PONDER STIBBONS HAD SET UP A DESK a little separate from the others and surrounded it with a lot of equipment, primarily in order to hear himself think.

Everyone knew that stars were points of light. If they weren't, some would be visibly bigger than others. Some were fainter than others, of course, but that was probably due to clouds. In any case their purpose, according to established Discworld law, was to lend a little style to the night.

And everyone knew that the natural way for things to move was in a straight line. If you dropped something, it hit the ground. It didn't curve. The water fell over the edge of the world, drifting sideways just a tiny bit to make up for the spin, but that was com­mon sense. But inside the Project, spin was everything. Everything was bent. Archchancellor Ridcully seemed to think this was some sort of large-scale character flaw, akin to shuffling your feet or not owning up to things. You couldn't trust a universe of curves. It was­n't playing a straight bat.

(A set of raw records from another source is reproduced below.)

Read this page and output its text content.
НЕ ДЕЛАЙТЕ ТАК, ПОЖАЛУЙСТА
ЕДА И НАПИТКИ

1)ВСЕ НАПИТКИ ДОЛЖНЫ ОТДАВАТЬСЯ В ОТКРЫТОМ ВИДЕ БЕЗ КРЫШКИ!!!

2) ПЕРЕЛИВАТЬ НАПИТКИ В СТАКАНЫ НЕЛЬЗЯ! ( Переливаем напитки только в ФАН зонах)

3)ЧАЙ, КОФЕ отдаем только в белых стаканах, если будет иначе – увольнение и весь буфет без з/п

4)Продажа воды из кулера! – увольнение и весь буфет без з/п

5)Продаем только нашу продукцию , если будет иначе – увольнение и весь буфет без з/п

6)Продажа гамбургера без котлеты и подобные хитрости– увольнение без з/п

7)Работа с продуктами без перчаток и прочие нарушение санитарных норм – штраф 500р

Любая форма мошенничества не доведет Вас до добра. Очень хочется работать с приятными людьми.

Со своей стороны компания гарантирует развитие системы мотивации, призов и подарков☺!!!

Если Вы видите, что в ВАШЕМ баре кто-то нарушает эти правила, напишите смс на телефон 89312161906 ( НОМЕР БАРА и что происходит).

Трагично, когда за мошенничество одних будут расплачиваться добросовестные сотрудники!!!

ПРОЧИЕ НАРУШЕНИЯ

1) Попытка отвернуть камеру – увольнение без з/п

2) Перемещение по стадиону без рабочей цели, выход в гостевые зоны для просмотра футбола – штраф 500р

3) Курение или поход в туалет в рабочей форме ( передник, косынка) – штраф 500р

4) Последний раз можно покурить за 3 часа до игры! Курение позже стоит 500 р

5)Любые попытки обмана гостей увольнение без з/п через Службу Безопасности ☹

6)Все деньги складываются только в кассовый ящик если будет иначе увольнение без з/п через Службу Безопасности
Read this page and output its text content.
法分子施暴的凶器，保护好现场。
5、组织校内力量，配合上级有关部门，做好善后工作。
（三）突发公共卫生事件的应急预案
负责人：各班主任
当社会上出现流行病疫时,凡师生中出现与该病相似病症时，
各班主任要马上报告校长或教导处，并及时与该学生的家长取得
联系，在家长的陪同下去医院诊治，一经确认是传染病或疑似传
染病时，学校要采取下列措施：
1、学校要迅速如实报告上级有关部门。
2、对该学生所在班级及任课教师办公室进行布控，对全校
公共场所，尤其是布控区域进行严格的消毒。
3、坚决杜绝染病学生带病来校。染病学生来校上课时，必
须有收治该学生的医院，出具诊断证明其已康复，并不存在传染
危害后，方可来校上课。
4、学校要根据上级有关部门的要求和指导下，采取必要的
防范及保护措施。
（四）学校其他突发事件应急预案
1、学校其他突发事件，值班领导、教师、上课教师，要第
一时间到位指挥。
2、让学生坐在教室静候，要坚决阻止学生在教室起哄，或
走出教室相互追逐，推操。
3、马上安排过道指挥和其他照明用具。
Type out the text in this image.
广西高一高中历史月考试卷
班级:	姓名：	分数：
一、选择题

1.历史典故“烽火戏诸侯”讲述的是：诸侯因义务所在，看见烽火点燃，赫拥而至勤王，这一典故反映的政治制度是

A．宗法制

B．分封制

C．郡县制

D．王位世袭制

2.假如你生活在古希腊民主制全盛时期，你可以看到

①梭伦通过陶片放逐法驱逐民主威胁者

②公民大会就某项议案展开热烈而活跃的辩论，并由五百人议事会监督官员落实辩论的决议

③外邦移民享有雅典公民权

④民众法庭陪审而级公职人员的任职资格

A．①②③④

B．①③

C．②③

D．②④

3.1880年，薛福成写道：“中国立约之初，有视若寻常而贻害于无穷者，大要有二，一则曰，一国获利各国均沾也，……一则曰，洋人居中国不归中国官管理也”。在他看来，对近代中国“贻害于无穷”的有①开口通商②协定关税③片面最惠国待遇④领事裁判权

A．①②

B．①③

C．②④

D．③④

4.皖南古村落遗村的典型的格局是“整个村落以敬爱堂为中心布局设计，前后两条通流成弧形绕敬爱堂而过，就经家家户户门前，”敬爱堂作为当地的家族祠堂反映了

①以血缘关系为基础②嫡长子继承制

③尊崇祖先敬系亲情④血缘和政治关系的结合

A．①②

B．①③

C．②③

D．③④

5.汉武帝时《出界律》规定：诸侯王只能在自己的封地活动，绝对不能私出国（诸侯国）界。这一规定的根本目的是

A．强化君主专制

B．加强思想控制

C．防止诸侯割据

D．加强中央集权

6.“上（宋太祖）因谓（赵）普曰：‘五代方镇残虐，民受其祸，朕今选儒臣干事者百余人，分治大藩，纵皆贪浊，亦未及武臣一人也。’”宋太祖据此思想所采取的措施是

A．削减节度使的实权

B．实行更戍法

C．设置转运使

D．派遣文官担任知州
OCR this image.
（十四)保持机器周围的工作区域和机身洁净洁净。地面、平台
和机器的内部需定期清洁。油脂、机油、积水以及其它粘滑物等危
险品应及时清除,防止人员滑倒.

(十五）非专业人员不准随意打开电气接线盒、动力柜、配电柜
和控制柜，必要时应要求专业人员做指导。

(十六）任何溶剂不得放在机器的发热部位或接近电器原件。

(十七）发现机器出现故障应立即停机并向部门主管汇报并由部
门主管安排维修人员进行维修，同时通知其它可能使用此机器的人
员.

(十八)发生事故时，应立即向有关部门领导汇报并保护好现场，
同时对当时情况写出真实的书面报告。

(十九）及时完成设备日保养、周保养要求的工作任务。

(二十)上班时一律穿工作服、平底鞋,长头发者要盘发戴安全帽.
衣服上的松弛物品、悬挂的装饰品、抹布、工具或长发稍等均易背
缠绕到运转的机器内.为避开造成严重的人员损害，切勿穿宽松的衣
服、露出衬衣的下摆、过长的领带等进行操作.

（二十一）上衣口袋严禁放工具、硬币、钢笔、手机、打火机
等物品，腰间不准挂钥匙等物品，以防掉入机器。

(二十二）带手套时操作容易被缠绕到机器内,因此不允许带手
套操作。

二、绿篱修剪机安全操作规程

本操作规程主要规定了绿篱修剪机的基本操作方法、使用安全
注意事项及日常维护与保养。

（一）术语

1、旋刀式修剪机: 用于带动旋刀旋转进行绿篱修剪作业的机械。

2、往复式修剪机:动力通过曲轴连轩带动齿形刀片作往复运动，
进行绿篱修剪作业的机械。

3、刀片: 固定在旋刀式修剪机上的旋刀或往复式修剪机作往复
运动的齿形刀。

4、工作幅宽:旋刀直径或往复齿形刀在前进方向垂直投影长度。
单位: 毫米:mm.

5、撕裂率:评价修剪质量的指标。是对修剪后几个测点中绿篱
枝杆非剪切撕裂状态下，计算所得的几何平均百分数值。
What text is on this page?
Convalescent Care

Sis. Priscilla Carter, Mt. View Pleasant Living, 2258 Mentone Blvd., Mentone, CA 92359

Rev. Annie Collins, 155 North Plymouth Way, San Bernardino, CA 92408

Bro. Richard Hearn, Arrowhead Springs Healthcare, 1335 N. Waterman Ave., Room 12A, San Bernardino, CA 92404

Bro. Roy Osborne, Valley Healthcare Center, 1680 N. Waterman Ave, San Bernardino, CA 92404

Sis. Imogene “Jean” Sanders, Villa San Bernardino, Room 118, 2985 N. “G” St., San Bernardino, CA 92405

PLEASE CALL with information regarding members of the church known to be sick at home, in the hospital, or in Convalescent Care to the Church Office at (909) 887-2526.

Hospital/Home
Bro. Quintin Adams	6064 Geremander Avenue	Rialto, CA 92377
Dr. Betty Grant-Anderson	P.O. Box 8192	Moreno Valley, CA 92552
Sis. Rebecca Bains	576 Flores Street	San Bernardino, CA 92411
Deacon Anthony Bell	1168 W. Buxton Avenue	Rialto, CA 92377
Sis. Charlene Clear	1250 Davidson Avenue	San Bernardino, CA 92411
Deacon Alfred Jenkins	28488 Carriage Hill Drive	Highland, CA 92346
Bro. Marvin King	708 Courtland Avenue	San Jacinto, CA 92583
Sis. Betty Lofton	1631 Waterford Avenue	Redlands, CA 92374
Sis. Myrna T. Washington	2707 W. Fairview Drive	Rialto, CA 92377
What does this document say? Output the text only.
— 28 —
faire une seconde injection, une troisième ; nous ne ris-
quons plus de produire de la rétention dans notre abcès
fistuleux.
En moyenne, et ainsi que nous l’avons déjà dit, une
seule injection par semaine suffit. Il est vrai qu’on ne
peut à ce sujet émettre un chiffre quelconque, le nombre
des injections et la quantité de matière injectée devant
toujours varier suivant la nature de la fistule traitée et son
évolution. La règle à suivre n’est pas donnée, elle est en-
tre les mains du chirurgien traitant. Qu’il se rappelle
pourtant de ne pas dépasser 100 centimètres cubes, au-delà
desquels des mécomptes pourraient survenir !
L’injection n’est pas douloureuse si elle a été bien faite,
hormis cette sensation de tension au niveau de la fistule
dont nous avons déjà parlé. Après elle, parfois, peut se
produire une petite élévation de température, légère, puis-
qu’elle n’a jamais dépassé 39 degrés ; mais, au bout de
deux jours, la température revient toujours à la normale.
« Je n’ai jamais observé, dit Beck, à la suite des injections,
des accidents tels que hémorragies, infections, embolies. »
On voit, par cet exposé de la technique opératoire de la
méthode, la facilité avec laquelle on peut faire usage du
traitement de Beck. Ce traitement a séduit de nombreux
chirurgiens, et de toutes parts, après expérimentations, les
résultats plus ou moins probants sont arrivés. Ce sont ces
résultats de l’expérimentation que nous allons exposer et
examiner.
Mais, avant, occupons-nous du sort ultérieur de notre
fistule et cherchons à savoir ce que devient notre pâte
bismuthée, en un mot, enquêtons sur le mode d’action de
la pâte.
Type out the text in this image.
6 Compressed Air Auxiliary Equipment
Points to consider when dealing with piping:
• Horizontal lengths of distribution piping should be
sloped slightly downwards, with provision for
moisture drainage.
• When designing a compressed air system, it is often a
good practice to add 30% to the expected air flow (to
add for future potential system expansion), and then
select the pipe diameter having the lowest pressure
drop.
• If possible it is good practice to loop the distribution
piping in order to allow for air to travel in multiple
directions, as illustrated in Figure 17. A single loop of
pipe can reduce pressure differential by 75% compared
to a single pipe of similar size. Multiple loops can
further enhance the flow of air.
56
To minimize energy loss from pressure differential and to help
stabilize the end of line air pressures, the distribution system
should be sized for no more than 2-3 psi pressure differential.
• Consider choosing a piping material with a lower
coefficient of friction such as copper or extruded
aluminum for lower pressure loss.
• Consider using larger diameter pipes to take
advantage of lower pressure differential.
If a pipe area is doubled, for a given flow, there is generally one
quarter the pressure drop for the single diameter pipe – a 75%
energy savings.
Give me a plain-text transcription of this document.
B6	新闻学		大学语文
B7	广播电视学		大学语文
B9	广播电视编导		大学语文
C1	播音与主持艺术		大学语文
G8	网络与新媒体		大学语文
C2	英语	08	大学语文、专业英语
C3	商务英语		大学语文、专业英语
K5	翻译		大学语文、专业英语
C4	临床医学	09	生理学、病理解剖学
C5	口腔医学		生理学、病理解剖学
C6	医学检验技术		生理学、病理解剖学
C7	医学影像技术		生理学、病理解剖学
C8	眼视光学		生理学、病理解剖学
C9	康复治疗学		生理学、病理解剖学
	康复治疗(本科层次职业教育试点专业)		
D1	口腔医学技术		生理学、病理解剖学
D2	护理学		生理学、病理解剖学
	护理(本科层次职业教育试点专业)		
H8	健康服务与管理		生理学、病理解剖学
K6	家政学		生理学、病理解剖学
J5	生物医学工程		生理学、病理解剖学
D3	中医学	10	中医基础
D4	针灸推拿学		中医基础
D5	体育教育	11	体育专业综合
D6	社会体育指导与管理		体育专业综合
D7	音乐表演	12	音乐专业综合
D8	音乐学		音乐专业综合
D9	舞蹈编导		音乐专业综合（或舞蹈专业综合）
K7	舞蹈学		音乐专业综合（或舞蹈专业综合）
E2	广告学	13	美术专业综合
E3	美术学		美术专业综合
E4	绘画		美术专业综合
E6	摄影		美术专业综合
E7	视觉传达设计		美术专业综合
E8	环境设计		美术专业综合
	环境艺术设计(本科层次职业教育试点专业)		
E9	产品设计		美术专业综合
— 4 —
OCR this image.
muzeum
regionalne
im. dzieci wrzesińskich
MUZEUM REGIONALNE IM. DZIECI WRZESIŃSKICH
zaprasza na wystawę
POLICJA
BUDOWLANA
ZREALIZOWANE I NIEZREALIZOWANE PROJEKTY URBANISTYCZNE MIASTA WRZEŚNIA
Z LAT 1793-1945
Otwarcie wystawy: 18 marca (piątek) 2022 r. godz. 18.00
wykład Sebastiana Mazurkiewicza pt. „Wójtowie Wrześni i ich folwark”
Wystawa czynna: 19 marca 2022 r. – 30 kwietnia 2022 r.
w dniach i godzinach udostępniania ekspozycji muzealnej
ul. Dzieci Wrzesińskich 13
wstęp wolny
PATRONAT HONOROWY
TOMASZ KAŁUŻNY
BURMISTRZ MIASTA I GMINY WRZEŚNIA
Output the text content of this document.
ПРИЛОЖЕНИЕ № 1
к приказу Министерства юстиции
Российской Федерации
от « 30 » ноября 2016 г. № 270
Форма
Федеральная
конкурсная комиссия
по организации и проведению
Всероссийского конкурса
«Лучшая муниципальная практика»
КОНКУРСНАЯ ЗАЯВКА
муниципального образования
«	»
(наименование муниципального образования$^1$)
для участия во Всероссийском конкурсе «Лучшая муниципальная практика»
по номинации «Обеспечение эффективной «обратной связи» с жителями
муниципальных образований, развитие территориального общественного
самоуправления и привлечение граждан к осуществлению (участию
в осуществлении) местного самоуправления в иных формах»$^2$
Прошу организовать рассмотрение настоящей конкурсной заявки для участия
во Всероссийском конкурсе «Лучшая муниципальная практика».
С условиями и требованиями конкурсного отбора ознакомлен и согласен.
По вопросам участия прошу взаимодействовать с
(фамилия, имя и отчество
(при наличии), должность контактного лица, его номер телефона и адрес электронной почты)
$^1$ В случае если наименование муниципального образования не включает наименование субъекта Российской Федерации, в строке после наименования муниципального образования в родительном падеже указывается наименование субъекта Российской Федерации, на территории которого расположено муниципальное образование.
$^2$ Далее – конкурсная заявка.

At the moment Ponder was rolling damp paper into little balls. He'd had the gardener push in a large stone ball that had spent the last few hundred years on the university's rockery, relic of some ancient siege catapult. It was about three feet across.

He'd hung some paper balls of string near it. Now, glumly, he threw others over it and around it. One or two did stick, admittedly, but only because they were damp. He was in the grip of some thought, You had to start with what you were certain of. Things fell down. Little things fell down on to big things. That was common sense.

But what would happen if you had two big things all alone in the universe?